After a short break - during which we all celebrated Creel Pone's 10th year of existence in style & the PTB worked quite hard at keeping the program's core largely available for a stretch - here's a reproduction of an unheard-of 1981 set of Electronic Music by the Chicagoland Composer Beverly De Fries D'Albert privately issued via the Columbus, OH pressing-plant / private imprint Coronet. Subtitled "Electronic Music Album Number 1," the album is split between three shorter pieces recorded at the suburban Governor's State University's Electronic Music Studio on their Arp 2500 Synthesizer - the same model on which Eliane Radigue executed so many of her classic electronic pieces - and one longer piece composed at the SAIC's Electronic Music Studio heavily utilizing their massive Eµ Modular.
"...And the Sea Turned Red...Forgive Them..." (1980) is "dedicated to the thousands of dolphins killed in southwestern Japan - Iki island." "Nosce Teipsum" (1980) is "meant to express the struggle of life with the desire to know one's self as a prerequisite to the knowledge of God." "Loxodonta Africana Called Njogu in Kikuyu" (1981) is prefaced with the text "As I look into the electric fan of life, the blades are transformed into elephant ears flapping back and forth, trying to relieve the silence." All three are fine deviations into extended, wasteland-syntheses harkening to Nik Raicevic's apocalyptic-isms & flashes of the finely honed modular wranglings of Toms Hamilton & Cameron - some fine moments of "Bohor" -esque klang & string damage only sweeten the deal.

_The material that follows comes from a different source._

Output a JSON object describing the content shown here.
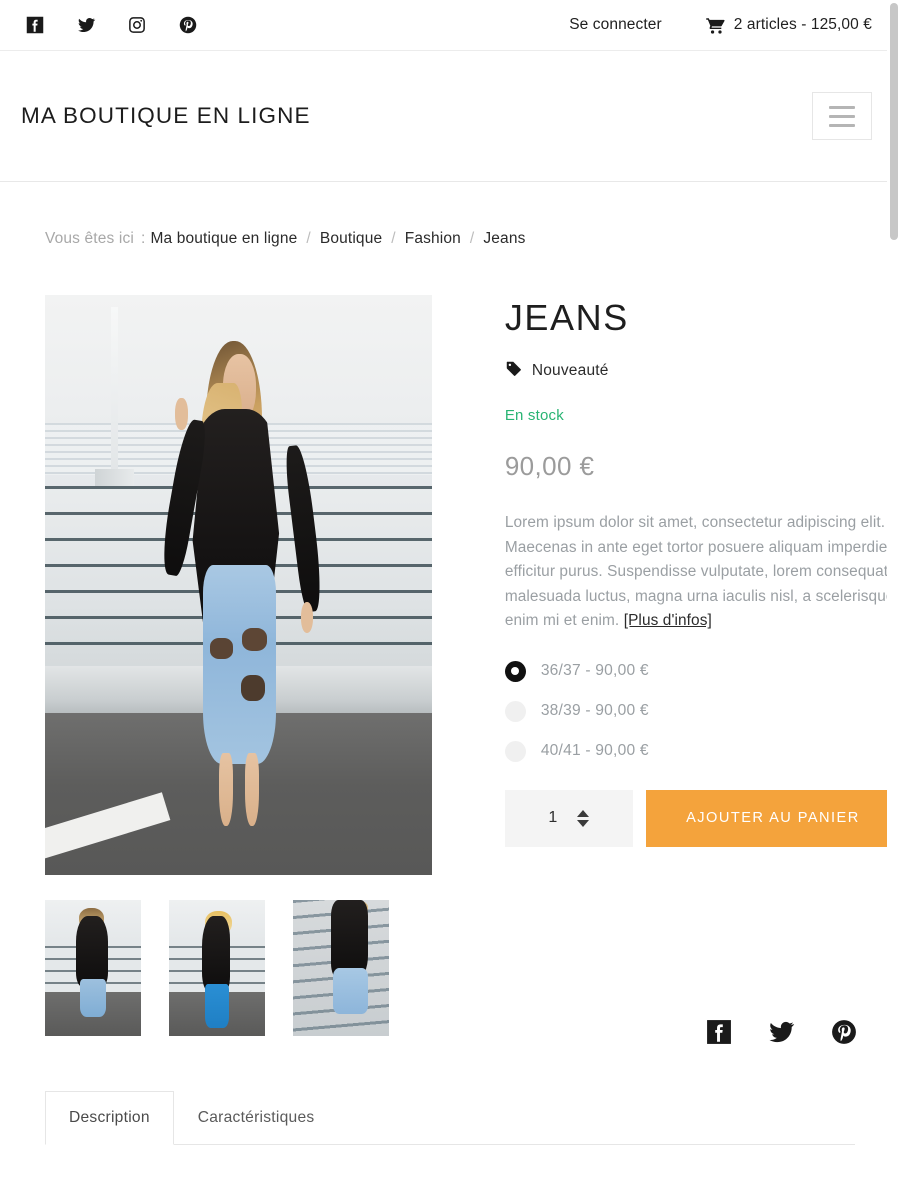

The side-length "Mental Sailing" mixes a performance of "Electronic strings, electric piano and tympani recorded live with tape and three screen film projections at GSU's Recital Hall during Composer's Concert on March 13, 1980." De Fries-D'Albert's ... partner (husband? father? so many unanswered questions here) François D'Albert improvised some nice, tonal amplified violin runs over a bed of quantized melodic synth filigree that harkens back to Douglas Leedy's "Entropical Paradise." The following text accompanies the piece: "You have not entered into the cerebral palace of images which flash in my mind. These images are in many ways autistic and are held tightly within me. I am able to share them in sound only for it has not been easy to talk about."
Incredible, history-rewriting music for the most part that exposes the work of an otherwise undocumented Composer working WAY ahead of the curve - topically, sonically, conceptually - anyone with even a passing interest in this stuff will want to investigate further.